Cisco is stretched in many directions, with big initiatives in the enterprise, service provider, consumer and small to midsize business markets. Add to this the company's US$7 billion purchase of Scientific-Atlanta, and it's a plateful. Network World Editorial Director John Gallant and Managing Editor Jim Duffy met with President and CEO John Chambers this week to talk about why Cisco's reaching so far and how its moves will affect corporate customers.
Can you rank your four lines of business in order of strategic priority and growth prospects?

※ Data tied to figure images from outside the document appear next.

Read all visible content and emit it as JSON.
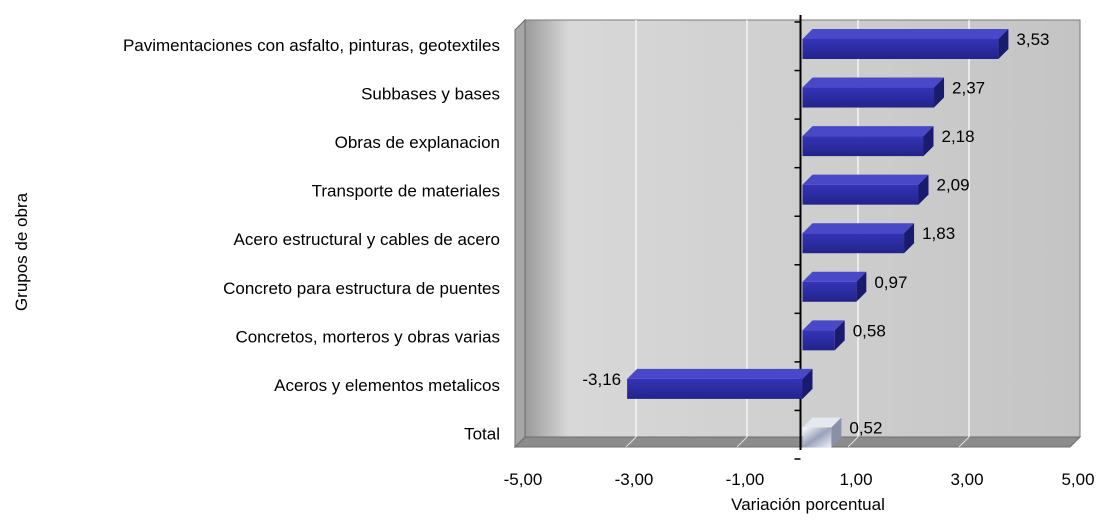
{
  "chart_data": {
    "type": "bar",
    "orientation": "horizontal",
    "style": "3d",
    "categories": [
      "Pavimentaciones con asfalto, pinturas, geotextiles",
      "Subbases y bases",
      "Obras de explanacion",
      "Transporte de materiales",
      "Acero estructural y cables de acero",
      "Concreto para estructura de puentes",
      "Concretos, morteros y obras varias",
      "Aceros y elementos metalicos",
      "Total"
    ],
    "values": [
      3.53,
      2.37,
      2.18,
      2.09,
      1.83,
      0.97,
      0.58,
      -3.16,
      0.52
    ],
    "value_labels": [
      "3,53",
      "2,37",
      "2,18",
      "2,09",
      "1,83",
      "0,97",
      "0,58",
      "-3,16",
      "0,52"
    ],
    "xlim": [
      -5,
      5
    ],
    "ticks": [
      -5,
      -3,
      -1,
      1,
      3,
      5
    ],
    "tick_labels": [
      "-5,00",
      "-3,00",
      "-1,00",
      "1,00",
      "3,00",
      "5,00"
    ],
    "xlabel": "Variación porcentual",
    "ylabel": "Grupos de obra",
    "grid": true,
    "bar_color": "#2b2b9a",
    "total_bar_color": "#c8ccd8",
    "wall_color": "#c0c0c0"
  }
}
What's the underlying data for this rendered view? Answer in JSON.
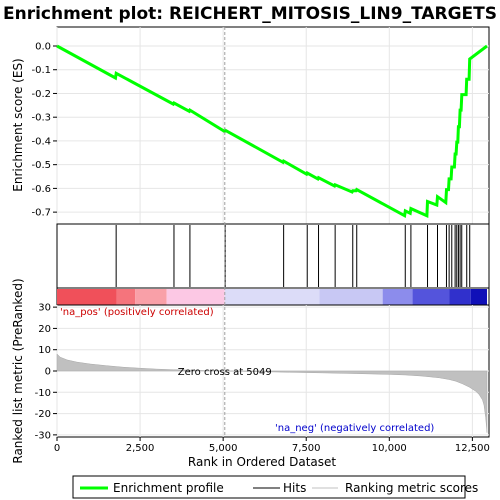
{
  "chart_data": {
    "type": "line",
    "title": "Enrichment plot: REICHERT_MITOSIS_LIN9_TARGETS",
    "xlabel": "Rank in Ordered Dataset",
    "es_ylabel": "Enrichment score (ES)",
    "metric_ylabel": "Ranked list metric (PreRanked)",
    "xlim": [
      0,
      13000
    ],
    "es_ylim": [
      -0.75,
      0.08
    ],
    "metric_ylim": [
      -31,
      31
    ],
    "x_ticks": [
      0,
      2500,
      5000,
      7500,
      10000,
      12500
    ],
    "x_tick_labels": [
      "0",
      "2,500",
      "5,000",
      "7,500",
      "10,000",
      "12,500"
    ],
    "es_ticks": [
      0.0,
      -0.1,
      -0.2,
      -0.3,
      -0.4,
      -0.5,
      -0.6,
      -0.7
    ],
    "es_tick_labels": [
      "0.0",
      "-0.1",
      "-0.2",
      "-0.3",
      "-0.4",
      "-0.5",
      "-0.6",
      "-0.7"
    ],
    "metric_ticks": [
      30,
      20,
      10,
      0,
      -10,
      -20,
      -30
    ],
    "metric_tick_labels": [
      "30",
      "20",
      "10",
      "0",
      "-10",
      "-20",
      "-30"
    ],
    "hits": [
      1780,
      3520,
      4000,
      5060,
      6820,
      7530,
      7870,
      8370,
      8900,
      9020,
      10480,
      10650,
      11150,
      11450,
      11720,
      11800,
      11880,
      11980,
      12030,
      12080,
      12130,
      12180,
      12330,
      12420
    ],
    "es_profile": {
      "x": [
        0,
        1760,
        1780,
        3500,
        3520,
        3980,
        4000,
        5040,
        5060,
        6800,
        6820,
        7510,
        7530,
        7850,
        7870,
        8350,
        8370,
        8880,
        8900,
        9000,
        9020,
        10460,
        10480,
        10630,
        10650,
        11130,
        11150,
        11430,
        11450,
        11700,
        11720,
        11780,
        11800,
        11860,
        11880,
        11960,
        11980,
        12010,
        12030,
        12060,
        12080,
        12110,
        12130,
        12160,
        12180,
        12310,
        12330,
        12400,
        12420,
        12940
      ],
      "y": [
        0.0,
        -0.135,
        -0.115,
        -0.245,
        -0.24,
        -0.275,
        -0.27,
        -0.36,
        -0.355,
        -0.49,
        -0.485,
        -0.54,
        -0.535,
        -0.56,
        -0.555,
        -0.59,
        -0.585,
        -0.615,
        -0.61,
        -0.61,
        -0.605,
        -0.715,
        -0.695,
        -0.705,
        -0.685,
        -0.715,
        -0.655,
        -0.67,
        -0.635,
        -0.66,
        -0.605,
        -0.605,
        -0.56,
        -0.56,
        -0.51,
        -0.51,
        -0.455,
        -0.455,
        -0.405,
        -0.405,
        -0.34,
        -0.34,
        -0.27,
        -0.27,
        -0.205,
        -0.205,
        -0.14,
        -0.14,
        -0.055,
        0.0
      ]
    },
    "metric_curve": {
      "x": [
        0,
        100,
        300,
        600,
        1000,
        1500,
        2000,
        2500,
        3000,
        3500,
        4000,
        4500,
        5049,
        6000,
        7000,
        8000,
        9000,
        10000,
        10500,
        11000,
        11500,
        11800,
        12000,
        12200,
        12400,
        12600,
        12700,
        12800,
        12850,
        12900,
        12940
      ],
      "y": [
        8.0,
        6.5,
        5.2,
        4.2,
        3.3,
        2.5,
        1.8,
        1.3,
        0.9,
        0.6,
        0.4,
        0.2,
        0.0,
        -0.3,
        -0.6,
        -0.9,
        -1.2,
        -1.6,
        -1.9,
        -2.4,
        -3.2,
        -4.0,
        -4.8,
        -6.0,
        -7.5,
        -9.5,
        -11.0,
        -13.5,
        -16.0,
        -22.0,
        -29.0
      ]
    },
    "zero_cross": 5049,
    "zero_cross_label": "Zero cross at 5049",
    "pos_label": "'na_pos' (positively correlated)",
    "neg_label": "'na_neg' (negatively correlated)",
    "legend": [
      "Enrichment profile",
      "Hits",
      "Ranking metric scores"
    ],
    "legend_placement": "bottom-center",
    "colors": {
      "profile": "#00ff00",
      "hits": "#000000",
      "metric_fill": "#c0c0c0",
      "pos_text": "#cc0000",
      "neg_text": "#0000cc",
      "zero_cross_line": "#a0a0a0"
    },
    "heatmap_bands": [
      {
        "start": 0,
        "end": 1800,
        "color": "#f0505a"
      },
      {
        "start": 1800,
        "end": 2350,
        "color": "#f5747c"
      },
      {
        "start": 2350,
        "end": 3300,
        "color": "#f9a0a8"
      },
      {
        "start": 3300,
        "end": 5049,
        "color": "#fcc8e4"
      },
      {
        "start": 5049,
        "end": 7900,
        "color": "#dcdcf8"
      },
      {
        "start": 7900,
        "end": 9800,
        "color": "#c8c8f4"
      },
      {
        "start": 9800,
        "end": 10700,
        "color": "#8c8cec"
      },
      {
        "start": 10700,
        "end": 11800,
        "color": "#5454dc"
      },
      {
        "start": 11800,
        "end": 12450,
        "color": "#3030cc"
      },
      {
        "start": 12450,
        "end": 12940,
        "color": "#1010b8"
      }
    ]
  }
}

We think the enterprise network, the commercial/SMB network, the consumer network and the service provider network will completely blur. We've felt for over a decade that those markets would completely come together, with data, voice, video and mobility convergence. We felt that you just couldn't play in one. [We believed] the lines between them would dramatically blur, in part, based on how well service providers executed.

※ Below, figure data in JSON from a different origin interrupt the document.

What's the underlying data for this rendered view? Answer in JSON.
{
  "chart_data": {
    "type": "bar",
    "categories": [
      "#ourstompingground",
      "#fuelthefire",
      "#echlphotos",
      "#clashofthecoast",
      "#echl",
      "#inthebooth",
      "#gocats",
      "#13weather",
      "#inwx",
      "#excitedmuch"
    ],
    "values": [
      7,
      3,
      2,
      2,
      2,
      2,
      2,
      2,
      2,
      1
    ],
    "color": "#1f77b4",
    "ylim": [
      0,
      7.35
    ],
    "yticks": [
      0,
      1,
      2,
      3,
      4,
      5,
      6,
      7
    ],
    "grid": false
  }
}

Service provider and SMB are about 25 percent [of revenue] each, enterprise about 45 percent and consumer about 4 percent. So consumer has the potential for the fastest growth. In terms of dollar contribution, the commercial marketplace is where we would anticipate the whole industry seeing the most growth, especially the networking [sector]. The commercial marketplace for us last quarter grew in the mid-20 percent range, while our business as a whole grew in the low teens.
We still have about 45 percent to 50 percent of our [engineering and R&D] resources focused on service provider. Enterprise continues to be the leading-edge user for much of the marketplace, especially as we make our moves into the data center and with the virtualization of application servers and of storage. We think the network will become the platform that will deliver services, applications [and more] to all four markets.
Should enterprise customers be concerned that you have too much on your plate right now?
When we go into a market our goal has always been to be No. 1 or 2 with, ideally, 40 percent market share. Our hit rate has been really high, unlike almost all of our peers. Very few of the players in the industry have gotten beyond one or two primary products. We're in the eight to 15 range. So we've had a remarkable track record.
Our natural alignment is toward our enterprise customers. Actually, enterprise points us to what we need to do in service provider, [SMB] and even within the consumer segment. When I [spoke recently] with a large customer, they said they want us to have a security strategy for the enterprise but they want us to have it across service providers and down to the home.
Secondly, many of our ideas have always come from the enterprise side. The Big Three [automakers] pushed us really hard on changing our support model to add the thin layer of consulting. They said 'If we're going to become dependent on you as our preferred player in so many areas, you've got to help us adjust to the new technologies faster. And you've got to tie them together and help us do that. While we might have expertise in some of the areas, we will never have expertise across the board. And while your partners will help us, nobody can help us like you do.'
Our track record has shown we've always stayed committed on issues. Part of the reason people standardize on us is when we say we're going to do something, even if it takes us a long time to get it right - network management we're still trying to get right - we stay with it, stay committed to what we're doing, or if we change we let them know.